All it has taken for the idyllic image of the King Emeritus —crafted over the years— to come tumbling down is for some media to shake off the censorship and dump the prevailing spirit of loyalty that for years kept a gag on reports about the Spanish royals —one day this sad chapter in the history of Spanish journalism will need to be studied in detail— plus a Swiss prosecutor who had the guts to probe the source of Juan Carlos’ cash.

Any attempt to separate the former king’s private affairs from his reign is bound to fail because such a distinction is impossible in a figure that is, in itself, institutional by nature. A monarch’s financial affairs are, as the classics would put it, a state matter because the survival of a monarchy in a democracy depends only on the consent of its subjects. Failing that, the institution itself starts to wobble.

For that same reason it is unrealistic to assume that the downfall of his father will leave King Felipe unscathed. You cannot build a high enough wall between the father and his son because the very essence of the monarchy is that it is a hereditary office, where the heir takes on the legacy of his predecessor in the Bourbon house. We would have to go back all the way to the 19th century to find a Bourbon monarch whose reign didn’t come to a humiliating end.

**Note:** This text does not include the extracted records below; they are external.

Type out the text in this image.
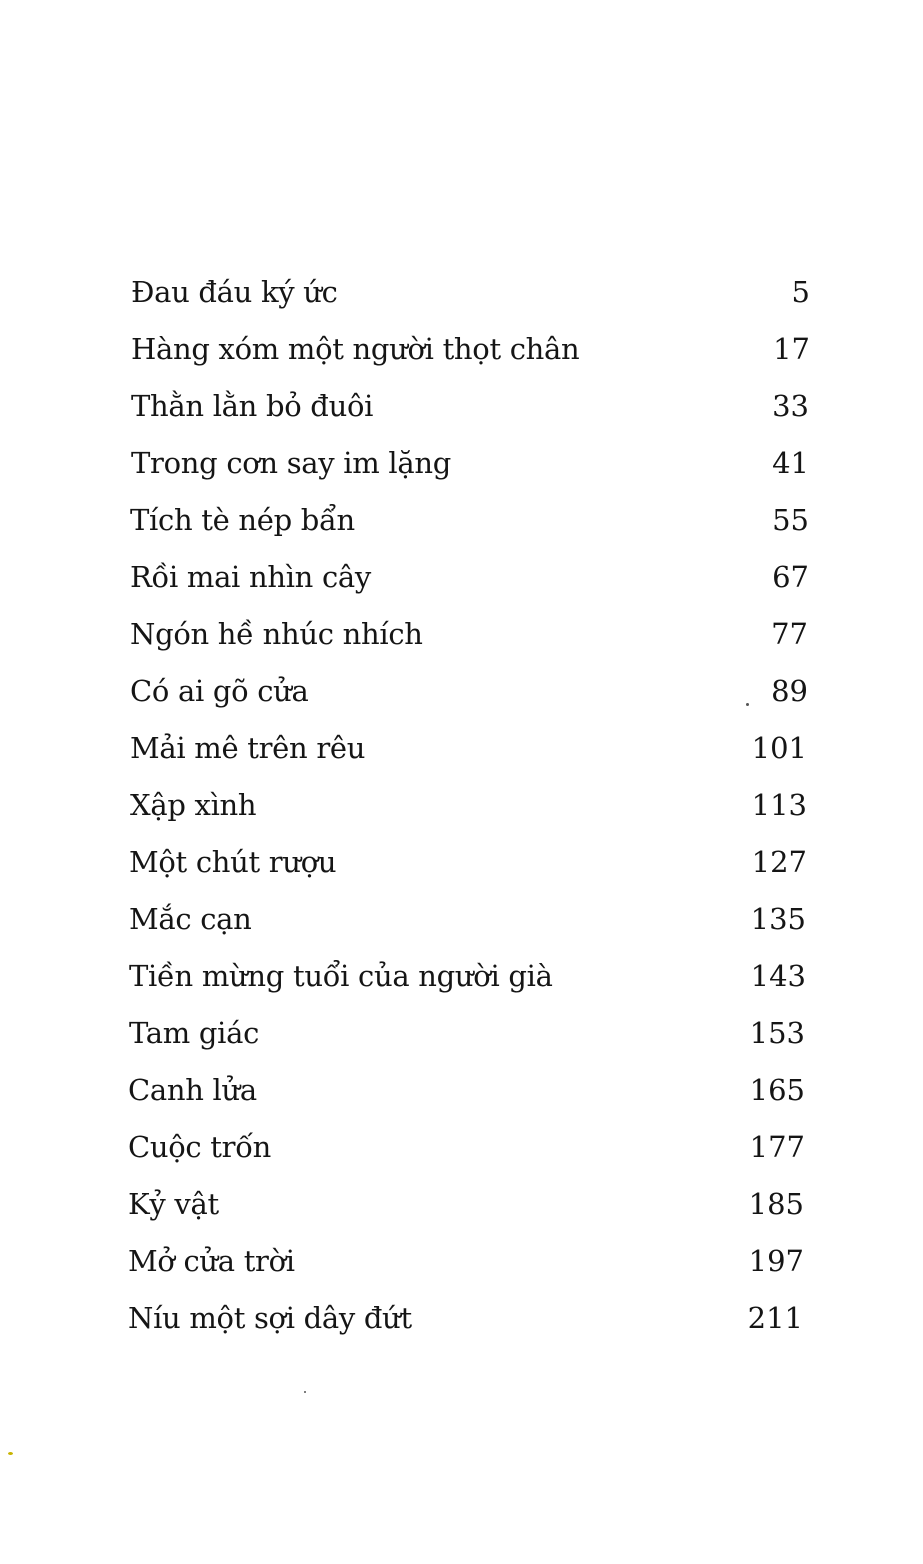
Đau đáu ký ức	5
Hàng xóm một người thọt chân	17
Thằn lằn bỏ đuôi	33
Trong cơn say im lặng	41
Tích tè nép bẩn	55
Rồi mai nhìn cây	67
Ngón hề nhúc nhích	77
Có ai gõ cửa	89
Mải mê trên rêu	101
Xập xình	113
Một chút rượu	127
Mắc cạn	135
Tiền mừng tuổi của người già	143
Tam giác	153
Canh lửa	165
Cuộc trốn	177
Kỷ vật	185
Mở cửa trời	197
Níu một sợi dây đứt	211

At the moment Spain’s political class is faced with an extremely serious dilemma: it can either look the other way and pretend nothing has happened or it can rise to the challenge and put the question to the Spanish people so they can vote whether they wish to keep the monarchy or not. In Catalonia we have had a taste of the Spanish rulers’ aversion to referendums and all the State’s structures will undoubtedly come together to shield the Crown, which they regard as the current regime’s best line of defence. However, their efforts will bear no fruit because the younger generations have long felt unbound by the 1978 pacts and a monarchy that was reinstated by a dictator who hated the Republic and everything it stood for.